(Petites histoires autour d’un château haut-marnais détruit au tout début du XXIe siècle.
La première est inspirée du destin passionnant de M. Godard, raconté plus précisément ci-dessous dans un témoignage de l’une de ses descendantes.)
Printemps 1793, vers 18h, un carrosse chargé de bagages et dont les chevaux galopent à brides abattues, arrive dans un petit village de Haute-Marne à 37 kilomètres de Langres.
A son bord, brinquebalée de gauche à droite, la petite famille du Maître horloger du roi Louis XVI, soit Jean-baptiste Godard(1) avec son épouse Marguerite et ses deux enfants, Victoire 6 ans et Gabrielle 4 ans. Les grilles ouvragées d’un joli château de campagne s’ouvrent pour accueillir la petite famille de l’horloger.
En 1791, soit deux ans auparavant, Jean-baptiste Godard et sa famille habitait un hôtel particulier rue Sainte-Avoye à Paris, l’horloger était au côté du roi dans la “fuite de Varenne”, pendant la Révolution.
Depuis Langres, où Jean-Baptiste Godard a acheté une horlogerie, la famille arrive enfin au petit village de Courcelles-Val-d’Esnoms. Le père de famille vient d’y acheter, à Henry de Rançonnière(2) et pour 15 000 livres, une fière demeure qui devient leur maison principale.
De beaux jours se profilent pour la famille Godard, et trois filles naissent bientôt à Courcelles-Val-d’Esnoms. Lucrèce nait en 1793, puis Zaïre-Marie en 1795 (Zaïre est baptisée clandestinement sous le nom de Marie (elle le revendiquera quelques années dans son acte de mariage (3)) et enfin la cadette, Émilie, nait en 1799.
Les cinq filles de l’ancien horloger de Louis XVI grandissent dans le havre de paix qu’offrent la maison et ses dépendances et elles se marient toutes dans leur petit village d’adoption.
Victoire épouse Hubert Sainctot, Gabrielle se marie avec Nicolas Collinot, Lucrèce avec Etienne Gilbert, Zaïre avec Nicolas Mathey, chevalier de la Légion d’honneur, et enfin la cadette Emilie devient l’épouse de Joseph Frèrejacques.
Leur père Jean-Baptiste décède en son château de Courcelles-Val-d’Esnoms en 1818, à l’âge de 77 ans.
Le château et ses dépendances reste dans la famille, vendu ensuite en 1820 pour 7 000 francs à des Marie-Zaïre et son mari. Laissé à l’abandon et il est entièrement démoli en 2006.

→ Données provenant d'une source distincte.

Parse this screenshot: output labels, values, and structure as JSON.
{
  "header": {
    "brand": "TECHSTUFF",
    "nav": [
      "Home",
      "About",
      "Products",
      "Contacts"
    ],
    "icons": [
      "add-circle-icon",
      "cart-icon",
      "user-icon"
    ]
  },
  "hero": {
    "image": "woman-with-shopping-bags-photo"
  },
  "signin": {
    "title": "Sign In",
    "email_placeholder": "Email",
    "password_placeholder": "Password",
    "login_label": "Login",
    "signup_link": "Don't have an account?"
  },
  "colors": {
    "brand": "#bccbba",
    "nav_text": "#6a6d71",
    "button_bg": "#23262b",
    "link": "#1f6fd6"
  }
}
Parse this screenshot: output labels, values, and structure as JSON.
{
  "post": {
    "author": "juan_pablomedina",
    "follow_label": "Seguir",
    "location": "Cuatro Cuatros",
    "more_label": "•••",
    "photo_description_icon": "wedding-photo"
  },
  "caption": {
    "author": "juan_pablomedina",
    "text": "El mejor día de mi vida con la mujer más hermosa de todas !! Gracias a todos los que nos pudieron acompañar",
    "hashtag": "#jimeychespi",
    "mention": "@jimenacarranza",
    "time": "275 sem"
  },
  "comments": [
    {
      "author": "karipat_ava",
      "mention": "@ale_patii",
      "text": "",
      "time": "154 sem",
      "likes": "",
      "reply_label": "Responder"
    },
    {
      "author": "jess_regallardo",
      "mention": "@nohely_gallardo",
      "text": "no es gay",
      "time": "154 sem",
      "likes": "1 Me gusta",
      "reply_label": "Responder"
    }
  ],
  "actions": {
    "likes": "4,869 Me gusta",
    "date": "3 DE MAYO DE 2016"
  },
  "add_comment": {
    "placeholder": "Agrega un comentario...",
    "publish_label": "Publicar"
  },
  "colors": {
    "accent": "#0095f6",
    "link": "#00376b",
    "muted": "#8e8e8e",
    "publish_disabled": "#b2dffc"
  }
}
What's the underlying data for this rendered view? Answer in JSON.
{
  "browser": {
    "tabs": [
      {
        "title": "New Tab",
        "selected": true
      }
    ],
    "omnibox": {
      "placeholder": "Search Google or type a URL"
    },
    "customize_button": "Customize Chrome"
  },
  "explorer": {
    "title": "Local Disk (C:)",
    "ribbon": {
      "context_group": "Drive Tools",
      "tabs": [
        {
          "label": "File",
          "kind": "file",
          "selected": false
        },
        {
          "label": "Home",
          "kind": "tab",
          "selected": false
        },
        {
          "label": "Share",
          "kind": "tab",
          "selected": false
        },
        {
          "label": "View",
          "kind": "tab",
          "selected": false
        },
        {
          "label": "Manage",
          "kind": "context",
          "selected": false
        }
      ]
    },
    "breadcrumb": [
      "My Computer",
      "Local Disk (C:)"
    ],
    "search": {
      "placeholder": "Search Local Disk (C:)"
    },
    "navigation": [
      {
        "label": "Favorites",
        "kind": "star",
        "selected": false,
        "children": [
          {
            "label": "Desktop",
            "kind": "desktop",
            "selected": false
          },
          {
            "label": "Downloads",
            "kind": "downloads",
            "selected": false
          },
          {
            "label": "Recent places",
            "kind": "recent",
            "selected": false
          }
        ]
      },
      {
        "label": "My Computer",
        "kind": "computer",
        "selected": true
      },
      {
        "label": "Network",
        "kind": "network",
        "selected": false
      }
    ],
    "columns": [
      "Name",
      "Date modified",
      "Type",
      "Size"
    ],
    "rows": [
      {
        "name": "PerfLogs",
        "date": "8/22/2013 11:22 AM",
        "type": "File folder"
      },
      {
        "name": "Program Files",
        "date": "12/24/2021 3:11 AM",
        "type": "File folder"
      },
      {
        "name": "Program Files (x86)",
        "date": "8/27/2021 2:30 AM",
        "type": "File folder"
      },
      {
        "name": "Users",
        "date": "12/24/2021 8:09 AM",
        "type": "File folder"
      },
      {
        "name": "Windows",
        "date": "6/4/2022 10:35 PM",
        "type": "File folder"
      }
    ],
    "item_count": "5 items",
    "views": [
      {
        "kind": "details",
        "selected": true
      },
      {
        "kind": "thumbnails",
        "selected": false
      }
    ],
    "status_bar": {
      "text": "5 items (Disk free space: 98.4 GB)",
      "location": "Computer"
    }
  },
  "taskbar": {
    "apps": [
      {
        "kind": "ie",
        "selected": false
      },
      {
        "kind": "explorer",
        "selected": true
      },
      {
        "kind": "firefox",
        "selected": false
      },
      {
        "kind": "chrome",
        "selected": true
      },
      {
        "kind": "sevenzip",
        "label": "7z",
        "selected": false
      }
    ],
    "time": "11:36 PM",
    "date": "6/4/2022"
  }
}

LES DEUX CHATEAUXMais le château de Courcelles n’a pas toujours été aussi paisible que sous l’ère de la famille Godard. En effet, au milieu du XVIIIe siècle, son propriétaire précédent (et aussi constructeur), Henri Leclerc de Rançonnière, se dispute violemment avec son proche voisin, monsieur Jourdeuil, propriétaire du château de Chatoillenot pour une histoire de borne placée suivant les dires de chacun du mauvais coté et leur soustrayant un peu de terrain (relativement réduit puisqu’il s’agit d’une borne de quelques dizaine de centimètres seulement).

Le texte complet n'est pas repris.